Revenue and Consumption Factors
Installing meters and billing according to usage is the single most effective water conservation measure a water utility can initiate. While many water purveyors are fully metered, there are surprisingly many water agencies still charging customers flat rates, even in water scarce regions of the US. As measured by utilities recently, unmetered water consumption is reduced 15% to 30% when metering and commodity rates are implemented.
Meters that meet American Water Works Association (AWWA) standards and state regulatory requirements cost between $40 (residential size) to $2,000+ (industrial size). The cost to install a meter where none exists can range between $180 to $800+ per meter, depending on the location of the service line and affected hardscapes. It is more costly to install meter boxes and meters in established areas where street, sidewalks and landscape must be excavated and replaced. Many agencies implementing metering, have learned to schedule meter installations prior to regularly schedule street repairs and resurfacing.
Water agencies should be prepared for reductions in water consumption after metered billing is implemented. The new volumetric water pricing should be based on the expected reduction of water usage and designed to cover the general overhead costs of the water purveyor. This requires the purveyor to carefully calculate the fixed costs versus avoided costs of conservation.
Sizing, Accuracy and Sensitivity
Proper meter sizing and type is important both for water conservation and correct revenue generation for a water utility.
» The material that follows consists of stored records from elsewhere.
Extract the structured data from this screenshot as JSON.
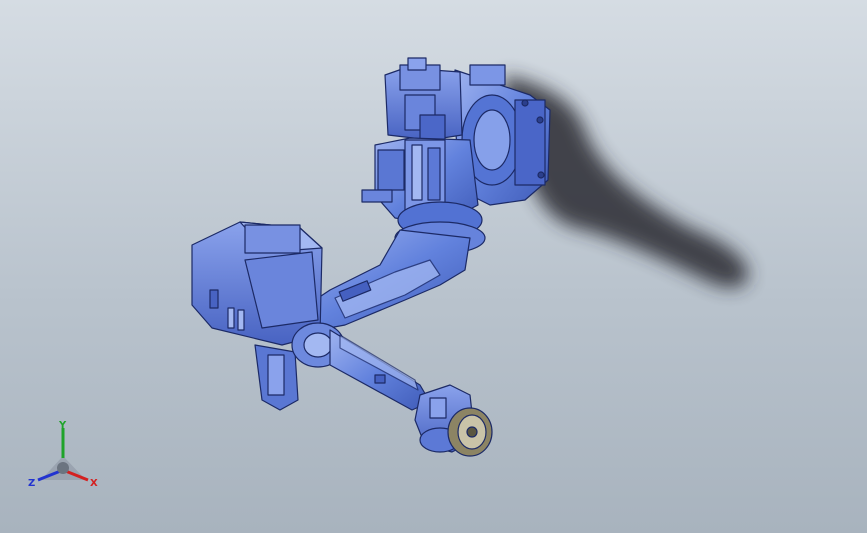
{
  "viewport": {
    "background_top": "#d5dce3",
    "background_bottom": "#a8b3be"
  },
  "model": {
    "body_color": "#5f7fd9",
    "highlight_color": "#a3b8f2",
    "edge_color": "#1c2a66",
    "shadow_color": "#2a2c33",
    "flange_color": "#8c8464"
  },
  "triad": {
    "x_label": "X",
    "y_label": "Y",
    "z_label": "Z",
    "x_color": "#d42020",
    "y_color": "#1fa32a",
    "z_color": "#2233d0"
  }
}
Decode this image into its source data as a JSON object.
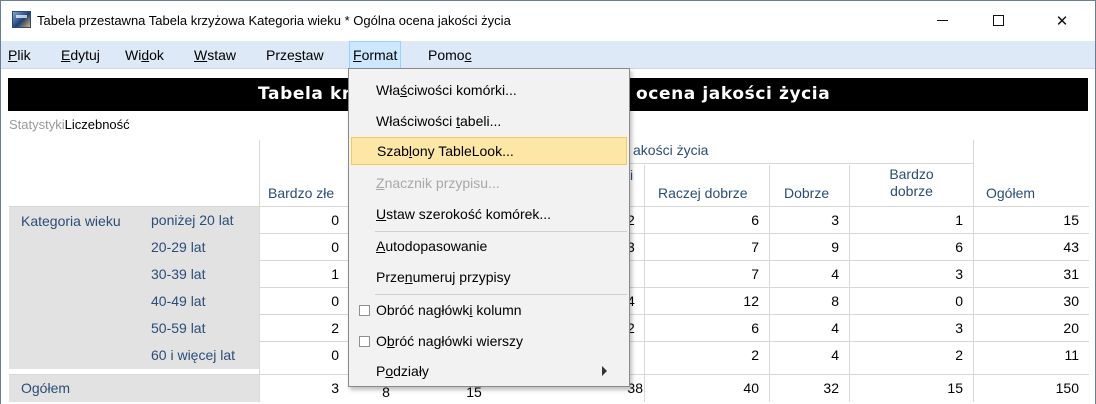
{
  "window": {
    "title": "Tabela przestawna Tabela krzyżowa Kategoria wieku * Ogólna ocena jakości życia",
    "minimize_glyph": "",
    "maximize_glyph": "",
    "close_glyph": "✕"
  },
  "menubar": {
    "items": [
      {
        "pre": "",
        "u": "P",
        "post": "lik"
      },
      {
        "pre": "",
        "u": "E",
        "post": "dytuj"
      },
      {
        "pre": "Wi",
        "u": "d",
        "post": "ok"
      },
      {
        "pre": "",
        "u": "W",
        "post": "staw"
      },
      {
        "pre": "Prze",
        "u": "s",
        "post": "taw"
      },
      {
        "pre": "",
        "u": "F",
        "post": "ormat"
      },
      {
        "pre": "Pomo",
        "u": "c",
        "post": ""
      }
    ]
  },
  "table": {
    "title_left": "Tabela krz",
    "title_right": "ocena jakości życia",
    "title_full": "Tabela krzyżowa Kategoria wieku * Ogólna ocena jakości życia",
    "stat_label": "Statystyki",
    "stat_value": "Liczebność",
    "group_header_partial": "akości życia",
    "col_fragment_i": "i",
    "columns": [
      "Bardzo złe",
      "Raczej dobrze",
      "Dobrze",
      "Bardzo\ndobrze",
      "Ogółem"
    ],
    "col_bardzo_dobrze_1": "Bardzo",
    "col_bardzo_dobrze_2": "dobrze",
    "row_group_label": "Kategoria wieku",
    "total_label": "Ogółem",
    "rows": [
      {
        "label": "poniżej 20 lat",
        "bardzo_zle": "0",
        "frag": "2",
        "raczej_dobrze": "6",
        "dobrze": "3",
        "bardzo_dobrze": "1",
        "ogolem": "15"
      },
      {
        "label": "20-29 lat",
        "bardzo_zle": "0",
        "frag": "3",
        "raczej_dobrze": "7",
        "dobrze": "9",
        "bardzo_dobrze": "6",
        "ogolem": "43"
      },
      {
        "label": "30-39 lat",
        "bardzo_zle": "1",
        "frag": "",
        "raczej_dobrze": "7",
        "dobrze": "4",
        "bardzo_dobrze": "3",
        "ogolem": "31"
      },
      {
        "label": "40-49 lat",
        "bardzo_zle": "0",
        "frag": "4",
        "raczej_dobrze": "12",
        "dobrze": "8",
        "bardzo_dobrze": "0",
        "ogolem": "30"
      },
      {
        "label": "50-59 lat",
        "bardzo_zle": "2",
        "frag": "2",
        "raczej_dobrze": "6",
        "dobrze": "4",
        "bardzo_dobrze": "3",
        "ogolem": "20"
      },
      {
        "label": "60 i więcej lat",
        "bardzo_zle": "0",
        "frag": "",
        "raczej_dobrze": "2",
        "dobrze": "4",
        "bardzo_dobrze": "2",
        "ogolem": "11"
      }
    ],
    "total_row": {
      "bardzo_zle": "3",
      "hidden_a": "8",
      "hidden_b": "15",
      "frag": "38",
      "raczej_dobrze": "40",
      "dobrze": "32",
      "bardzo_dobrze": "15",
      "ogolem": "150"
    }
  },
  "format_menu": {
    "items": [
      {
        "pre": "Wła",
        "u": "ś",
        "post": "ciwości komórki..."
      },
      {
        "pre": "Właściwości ",
        "u": "t",
        "post": "abeli..."
      },
      {
        "pre": "Szab",
        "u": "l",
        "post": "ony TableLook..."
      },
      {
        "pre": "",
        "u": "Z",
        "post": "nacznik przypisu..."
      },
      {
        "pre": "",
        "u": "U",
        "post": "staw szerokość komórek..."
      },
      {
        "pre": "",
        "u": "A",
        "post": "utodopasowanie"
      },
      {
        "pre": "Prze",
        "u": "n",
        "post": "umeruj przypisy"
      },
      {
        "pre": "Obróć nagłówk",
        "u": "i",
        "post": " kolumn"
      },
      {
        "pre": "O",
        "u": "b",
        "post": "róć nagłówki wierszy"
      },
      {
        "pre": "P",
        "u": "o",
        "post": "działy"
      }
    ]
  }
}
The inside diameter of the water supply pipe is used to classify meter size. Meters vary in sensitivity by size and design. Improper meter selection for the customer usage pattern can cause the meter to not register the full amount of water consumed.
Single-family homes typically use a 5/8” meter (1.59 cm), though 3/4” (1.91 cm) or 1” meters (2.54 cm) are also used for larger homes. Small commercial businesses generally need meters sizes of 5/8” to 1.5” (1.59 cm to 3.81 cm). These meters are usually the “positive-displacement” design. This design of meter is reasonably accurate at the normal flows of a home or small business. The mechanisms of positive-displacement meters unduly impede water flow where high velocity is needed, such as larger commercial, institutional and industrial facilities. In general, the larger the meter, the less sensitive the meter is to small volumes of water passing through the mechanism. A typical residential meter (5/8” or 3/4” (1.59 cm or 1.91 cm)) will only record usage when the flow rate is greater than one pint of water per minute. Meter sensitivity decreases with age; a ten year old meter might be only record flows greater than two or three pints per minute.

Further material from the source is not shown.